Weeks 5-9: data structures

Finally, the heart of the course is about data structures and their implementation. There are two ways of looking at data structures:

  • abstract data types (ADTs), which define the abstract operations the data structure must support, and the semantics of those operations, and
  • the actual implementation of the data structure

Abstract data types are an important example of the principle of abstraction, the idea that a system should hide the details of its implementation, so that the client can think about the problem at a higher level. Abstraction makes it easier to build complex pieces of software, and also makes it easier to modify the underlying implementation of the data structure, should one come up with a more efficient approach.

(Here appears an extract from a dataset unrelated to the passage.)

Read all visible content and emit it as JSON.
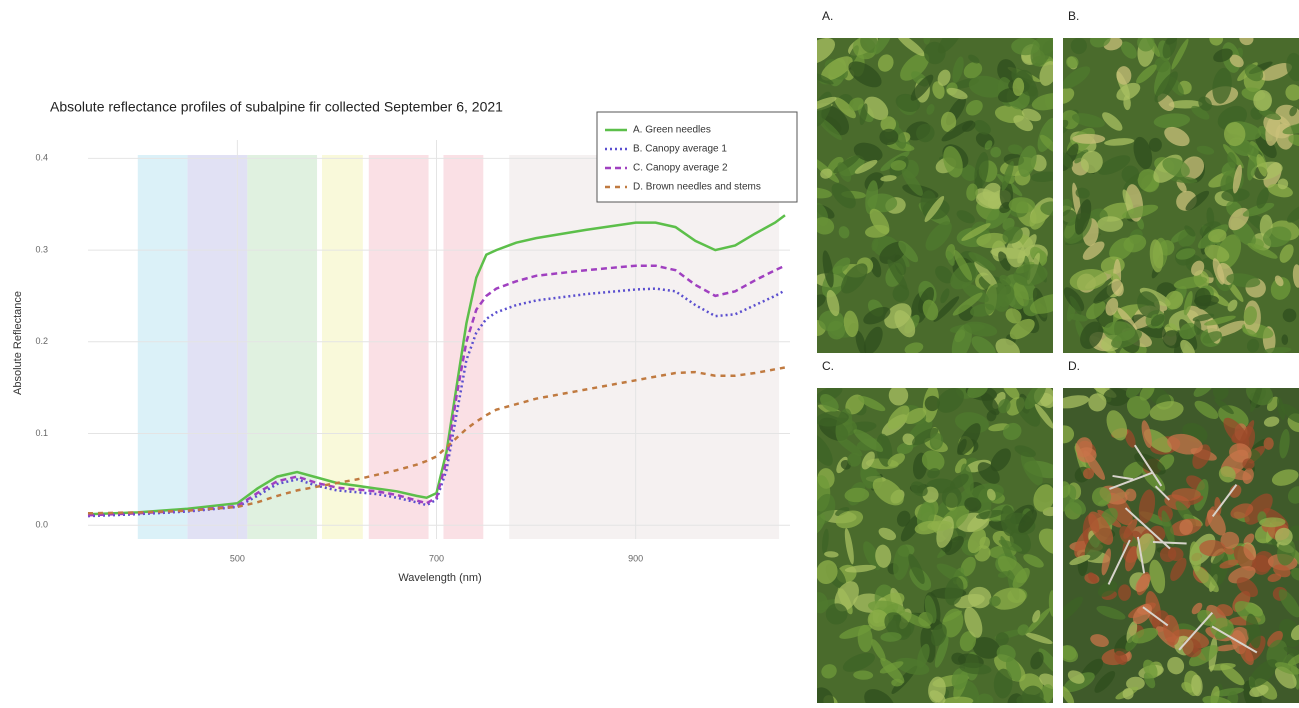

This part of the course starts by talking about two ADTs: stacks and queues. A stack is a "last-in-first-out" (LIFO) container, where one can "push" an item onto the stack, or "pop" the most recently inserted item, but one does not have access to any of the other elements in the stack. A queue is analogous, except that it is a "first-in-first-out" (FIFO) data structure, where one retrieves the elements in the order in which they were added.

This description leaves out how these ADTs are implemented. Either one can be implemented in terms of an array or a linked list.

Container objects such as arrays, stacks, and queues, are supposed to be able to hold elements of arbitrary data type. This is known as generic programming, and in the context of the course, is done using C++ templates.

Another important ADT is the associative array, which stores and retrieves elements indexed by keys which need not be integers. (Most commonly, they are strings.) CS106B covers two data structures which efficiently implement associative arrays: binary search trees, and hash tables.

The class then covers some algorithms related to graphs, including finding a path from one node to another. This ties in with the units on recursion and ADTs: you can find a path using recursive backtracking. If you maintain the active set using a stack, you get depth-first search; if you use a queue, you get breadth-first search.

Finally, the course covers two more specialized data structures: heaps, which implement priority queues, and tries, an efficient way of storing sets of words which allows searching by prefix.